As Stock Market Soars, Voters More Likely to Believe Economy Is Improving
43% of registered voters say the economy is recovering, including 32% who say it’s coming back “slowly.”
33% of voters say the economy is worsening, including 11% who say it’s doing so “quickly.”
As the 2020 general election heats up, key indicators of the stock market are reaching record highs as unemployment remains high and some workers struggle to make ends meet due to the coronavirus pandemic.
The economy is usually a major factor in presidential elections, but the connection between the economy and the stock market isn’t always clear. The S&P 500 recently reached a record high, for example, while the latest jobs data showed unemployment near its high mark during the 2008 financial recession. And leading up to November when President Donald Trump and former Vice President Joe Biden face off on the main ticket, those nuances could play a big role in how the election shakes out.

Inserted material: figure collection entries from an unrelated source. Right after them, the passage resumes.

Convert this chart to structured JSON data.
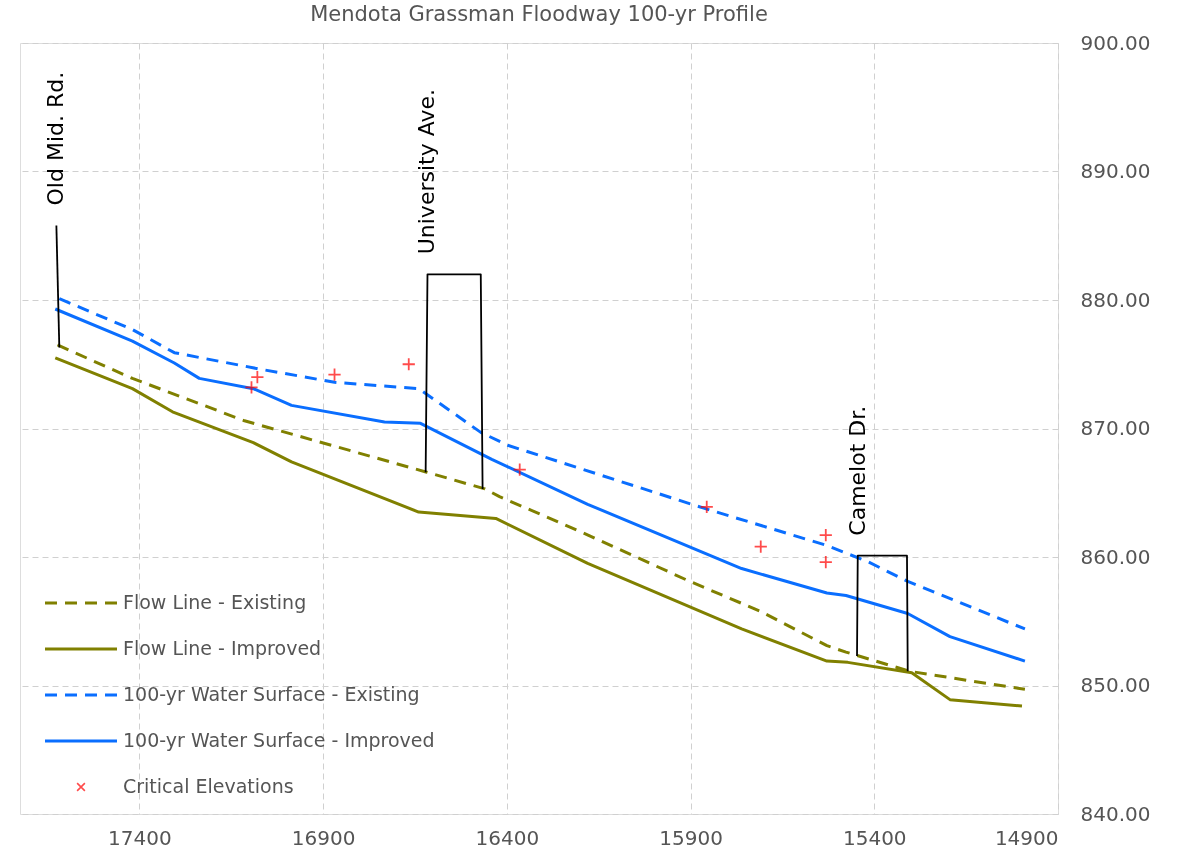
{
  "chart_data": {
    "type": "line",
    "title": "Mendota Grassman Floodway 100-yr Profile",
    "xlim": [
      17725,
      14900
    ],
    "xticks": [
      17400,
      16900,
      16400,
      15900,
      15400,
      14900
    ],
    "ylim": [
      840,
      900
    ],
    "yticks": [
      {
        "value": 840,
        "label": "840.00"
      },
      {
        "value": 850,
        "label": "850.00"
      },
      {
        "value": 860,
        "label": "860.00"
      },
      {
        "value": 870,
        "label": "870.00"
      },
      {
        "value": 880,
        "label": "880.00"
      },
      {
        "value": 890,
        "label": "890.00"
      },
      {
        "value": 900,
        "label": "900.00"
      }
    ],
    "grid": true,
    "legend": "bottom left",
    "series": [
      {
        "name": "Flow Line - Existing",
        "line_style": "dashed",
        "color": "#808000",
        "x": [
          17623,
          17419,
          17114,
          16618,
          16460,
          16420,
          16202,
          15902,
          15712,
          15529,
          15477,
          15303,
          14990
        ],
        "values": [
          876.5,
          873.9,
          870.6,
          866.6,
          865.3,
          864.7,
          862.0,
          858.1,
          855.8,
          853.1,
          852.6,
          851.1,
          849.7
        ]
      },
      {
        "name": "Flow Line - Improved",
        "line_style": "solid",
        "color": "#808000",
        "x": [
          17629,
          17419,
          17310,
          17090,
          16986,
          16640,
          16430,
          16180,
          15761,
          15529,
          15472,
          15298,
          15194,
          14998
        ],
        "values": [
          875.5,
          873.1,
          871.3,
          868.9,
          867.4,
          863.5,
          863.0,
          859.5,
          854.4,
          851.9,
          851.8,
          851.0,
          848.9,
          848.4
        ]
      },
      {
        "name": "100-yr Water Surface - Existing",
        "line_style": "dashed",
        "color": "#0a6eff",
        "x": [
          17618,
          17419,
          17305,
          17068,
          16869,
          16640,
          16471,
          16398,
          15864,
          15529,
          15415,
          15309,
          14990
        ],
        "values": [
          880.1,
          877.7,
          875.9,
          874.6,
          873.6,
          873.1,
          869.7,
          868.7,
          863.8,
          860.9,
          859.6,
          858.1,
          854.4
        ]
      },
      {
        "name": "100-yr Water Surface - Improved",
        "line_style": "solid",
        "color": "#0a6eff",
        "x": [
          17629,
          17419,
          17305,
          17237,
          17090,
          16986,
          16733,
          16635,
          16441,
          16180,
          15761,
          15529,
          15477,
          15309,
          15194,
          14990
        ],
        "values": [
          879.3,
          876.8,
          875.1,
          873.9,
          873.1,
          871.8,
          870.5,
          870.4,
          867.6,
          864.1,
          859.1,
          857.2,
          857.0,
          855.6,
          853.8,
          851.9
        ]
      },
      {
        "name": "Critical Elevations",
        "type": "scatter",
        "marker": "cross",
        "color": "#ff0000",
        "x": [
          17095,
          17079,
          16869,
          16667,
          16365,
          15856,
          15709,
          15532,
          15532
        ],
        "values": [
          873.2,
          874.0,
          874.2,
          875.0,
          866.8,
          863.9,
          860.8,
          861.7,
          859.6
        ]
      },
      {
        "line_style": "solid",
        "color": "#000000",
        "x": [
          17626,
          17618
        ],
        "values": [
          885.8,
          876.3
        ]
      },
      {
        "line_style": "solid",
        "color": "#000000",
        "x": [
          16621,
          16616,
          16471,
          16466
        ],
        "values": [
          866.6,
          882.0,
          882.0,
          865.3
        ]
      },
      {
        "line_style": "solid",
        "color": "#000000",
        "x": [
          15447,
          15445,
          15311,
          15309
        ],
        "values": [
          852.3,
          860.1,
          860.1,
          851.1
        ]
      }
    ],
    "annotations": [
      {
        "text": "Old Mid. Rd.",
        "x": 17626,
        "y": 885.8
      },
      {
        "text": "University Ave.",
        "x": 16616,
        "y": 882.0
      },
      {
        "text": "Camelot Dr.",
        "x": 15445,
        "y": 860.1
      }
    ]
  }
}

Overall, voters are more likely to believe that the economy is recovering, compared to where it was when businesses shuttered and life was brought to a standstill this spring. Forty-three percent said in an Aug. 21-23 Morning Consult/Politico poll that the economy is recovering amid the S&P 500 record high last week and the unemployment rate of 10.2 percent, although nearly one-third of respondents (32 percent) said it is recovering “slowly.”
One in 3 voters think the economy is getting worse to some extent, with 22 percent saying it is worsening slowly and 11 percent saying it is worsening quickly.
The poll surveyed 1,992 registered voters and has a margin of error of 2 percentage points.
As with many measures of consumer sentiment on the economy, the results were partisan-driven. A majority of Republicans (65 percent) said the economy is recovering, compared to 28 percent of Democrats. Democrats were also far more likely to believe that the economy is worsening, at 48 percent, compared to Republicans at 15 percent.
Independents’ sentiments were roughly in the middle, with 4o percent saying the economy is recovering and 35 percent saying it’s getting worse.
The difference between what is going on between Wall Street and Main Street hasn’t gone unnoticed by economists, who note aggressive action by the Federal Reserve to buoy markets, and movement by Washington to provide unemployment benefits, eviction moratoriums and stimulus checks to consumers, as factors that have influenced how finances have reacted to the stress caused by the pandemic.
But now, with those benefits for consumers expired and running out, it’s still an open question as to how voters will process the issue.
For the most part, Morning Consult data suggests that most voters are likely to see the economy and the stock market as connected. Sixty percent said the two are closely related, compared to 21 percent who said they are not really connected.
Those results are also somewhat driven by partisanship: 27 percent of Democrats said the stock market and economy aren’t really related, compared with 13 percent of Republicans and 22 percent of independents. Fifty-three percent of Democrats said they are closely related, while 70 percent of Republicans and 55 percent of independents said the same.
Claire Williams previously worked at Morning Consult as a reporter covering finances.